Behind Natasha Poonawalla’s Met Gala 2022 look

Natasha Poonawalla | photo credit: Greg Swales

Bleached eyebrows, a baseball cap and Kim Kardashian in Marilyn Monroe’s iconic “Happy Birthday, Mr. President” dress at the Met Gala 2022 dominated our social media feeds Tuesday morning. Then came a picture of Natasha Poonawalla in a gold Schiaparelli bustier and the Indian media took over.

While earlier editions of the annual fundraising benefit saw actors Priyanka Chopra and Deepika Padukone in glamorous attendance, Poonawalla was the only representative from India this time. The style of Poonawalla, the executive director of the Serum Institute of India (SII), the world’s largest vaccine maker, has been documented over the years. But unlike her earlier Met outing in 2019, when she paired crystal-embellished dundas with a maang tikka, he dialed in an East-West aesthetic with two globally acclaimed couturiers – Sabyasachi Mukherjee and Schiaparelli. Also, she presented her first saree to the Met Ball.

Natasha Poonawalla arrives at the Metropolitan Museum of Art for the 2022 Met Gala

Natasha Poonawalla arrives for the 2022 Met Gala at the Metropolitan Museum of Art Photo Credit: AFP

full metal bustier

“Someone like Natasha is fashion-informed and fashion-forward. She thinks of fashion as an art,” begins Anaita Shroff Adajania, former fashion director Vogue India and Poonawalla’s stylist for the event.

Back in January, at Schiaparelli’s Spring 2022 couture show at the Petit Palais in Paris, creative director Daniel Rosebery sent his models down the runway in orbital dresses and planetary bags. Poonawalla was in the audience and the metal bustiers (supposedly cast on the client’s body in-house) caught his attention. The hand-made corset was the starting point of her conversation with Adajania for the Met Gala.

Anaita Shroff Adajania

Anaita Shroff Adajania | photo credit: special arrangement

“We thought of several ideas: should it be a saree or a big dress? She wanted to bring it back to India and you know I’m obsessed with sarees. So we basically worked out the options and the color palettes. I knew she had to look like a vision of head-to-toe gold, otherworldly, a dreamy yet contemporary golden goddess,” says Adajania, speaking from New York a day after the event.

In America: An Anthology of Fashion, with the theme of The Gilded Age, the celebrity stylist “wanted to focus on the waist, as a curtsy to the corsetry of the time”.

lean on curtains

Team Natasha, Anaita and Sabya put their spin on the 'gilded glam' dress code

Team Natasha, Anaita and Sabya put their spin on the ‘gilded glam’ dress code. photo credit: Greg Swales

Then came Sabyasachi, with whom Adajania has worked extensively. “I want to clarify that what Natasha is wearing is a saree and it has been draped like a saree. This is not a gown. Because all of us, Sabya, Natasha and I, we are very biased towards saris,” says the Mumbai-based mother of two who has styled Kim Kardashian and Gisele Bündchen in saris in the past. she says she chose a Lehenga Sari for “the drama beneath and a flutey, floating quality”. A separate, sheer strap was attached to the bottom of the bustier.

On his official Instagram page, Sabyasachi described the gold tulle saree as “embroidered with silk floss thread and beveled beads, semi-precious stones, crystals, sequins and appliquéd printed velvet”.

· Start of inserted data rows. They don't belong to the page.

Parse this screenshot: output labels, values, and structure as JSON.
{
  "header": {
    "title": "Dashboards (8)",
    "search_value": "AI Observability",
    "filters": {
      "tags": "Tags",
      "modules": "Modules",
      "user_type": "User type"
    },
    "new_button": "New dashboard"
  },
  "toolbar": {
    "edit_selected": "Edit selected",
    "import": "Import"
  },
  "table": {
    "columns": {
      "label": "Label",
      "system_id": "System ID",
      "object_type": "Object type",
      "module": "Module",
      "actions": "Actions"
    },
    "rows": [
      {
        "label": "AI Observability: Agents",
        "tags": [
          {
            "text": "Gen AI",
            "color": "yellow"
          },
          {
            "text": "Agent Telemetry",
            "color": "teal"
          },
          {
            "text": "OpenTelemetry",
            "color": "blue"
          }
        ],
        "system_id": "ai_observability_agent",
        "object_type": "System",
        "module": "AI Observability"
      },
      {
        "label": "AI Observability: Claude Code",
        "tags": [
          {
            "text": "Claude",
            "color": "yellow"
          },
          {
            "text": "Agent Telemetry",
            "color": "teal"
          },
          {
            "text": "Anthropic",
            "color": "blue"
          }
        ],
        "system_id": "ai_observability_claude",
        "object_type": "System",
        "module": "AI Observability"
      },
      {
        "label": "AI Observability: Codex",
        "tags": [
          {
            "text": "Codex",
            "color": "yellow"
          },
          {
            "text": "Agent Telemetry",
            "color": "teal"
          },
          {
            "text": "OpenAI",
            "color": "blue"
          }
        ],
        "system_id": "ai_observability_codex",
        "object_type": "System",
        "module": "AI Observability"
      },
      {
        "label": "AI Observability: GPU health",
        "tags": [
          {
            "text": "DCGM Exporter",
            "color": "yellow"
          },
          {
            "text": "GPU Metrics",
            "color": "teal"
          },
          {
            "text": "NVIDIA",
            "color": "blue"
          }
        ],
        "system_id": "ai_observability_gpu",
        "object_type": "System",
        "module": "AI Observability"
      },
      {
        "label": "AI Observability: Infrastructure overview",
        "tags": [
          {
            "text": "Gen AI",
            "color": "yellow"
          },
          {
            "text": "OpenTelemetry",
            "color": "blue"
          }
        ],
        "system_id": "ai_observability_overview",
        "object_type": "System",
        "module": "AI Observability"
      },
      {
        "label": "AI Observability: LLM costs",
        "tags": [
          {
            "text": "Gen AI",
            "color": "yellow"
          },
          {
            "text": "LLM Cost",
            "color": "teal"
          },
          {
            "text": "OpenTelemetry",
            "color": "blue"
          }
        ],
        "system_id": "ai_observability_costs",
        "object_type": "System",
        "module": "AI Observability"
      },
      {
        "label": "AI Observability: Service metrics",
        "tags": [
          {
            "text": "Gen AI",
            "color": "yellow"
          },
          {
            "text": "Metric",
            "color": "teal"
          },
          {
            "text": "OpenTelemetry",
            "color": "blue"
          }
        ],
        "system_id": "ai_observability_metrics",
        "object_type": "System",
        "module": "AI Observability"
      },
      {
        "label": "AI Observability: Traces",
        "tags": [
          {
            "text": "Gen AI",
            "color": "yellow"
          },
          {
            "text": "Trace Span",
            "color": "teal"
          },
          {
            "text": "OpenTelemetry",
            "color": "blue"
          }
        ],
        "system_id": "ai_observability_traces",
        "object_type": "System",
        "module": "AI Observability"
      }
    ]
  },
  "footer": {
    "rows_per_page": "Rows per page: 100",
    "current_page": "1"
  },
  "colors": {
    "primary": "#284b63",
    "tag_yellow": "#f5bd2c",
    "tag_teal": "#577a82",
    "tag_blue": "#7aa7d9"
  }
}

Sabyasachi’s Jewelery Game

“As a stylist, I believe in excess. Especially for the Met Gala, which celebrates costume. So we really went all out with the jewelry. Sabya custom made these amazingly exaggerated large earrings, the headband, and we literally filled her arms with precious jewelery and tiny turquoise beads, almost giving it a slightly sophisticated bohemian edge,” says Adajania.

But it’s the gold bustier that caught our fancy. Adajania insists that the sloping sides made it easy to enter. It helps that there are rocker and ring attachments. “It is handmade and an ode to the artistry of sculpture and metalwork of yesteryear,” she adds. “There’s also a little indent, the ‘belly button,’ my favorite part.”

The Met Gala is a fundraising benefit for the Metropolitan Museum of Art’s Costume Institute in NYC. The Costume Institute is hosting a two-part exhibition, and the second part, In America: An Anthology of Fashion, is May 5 through September 5, 2022.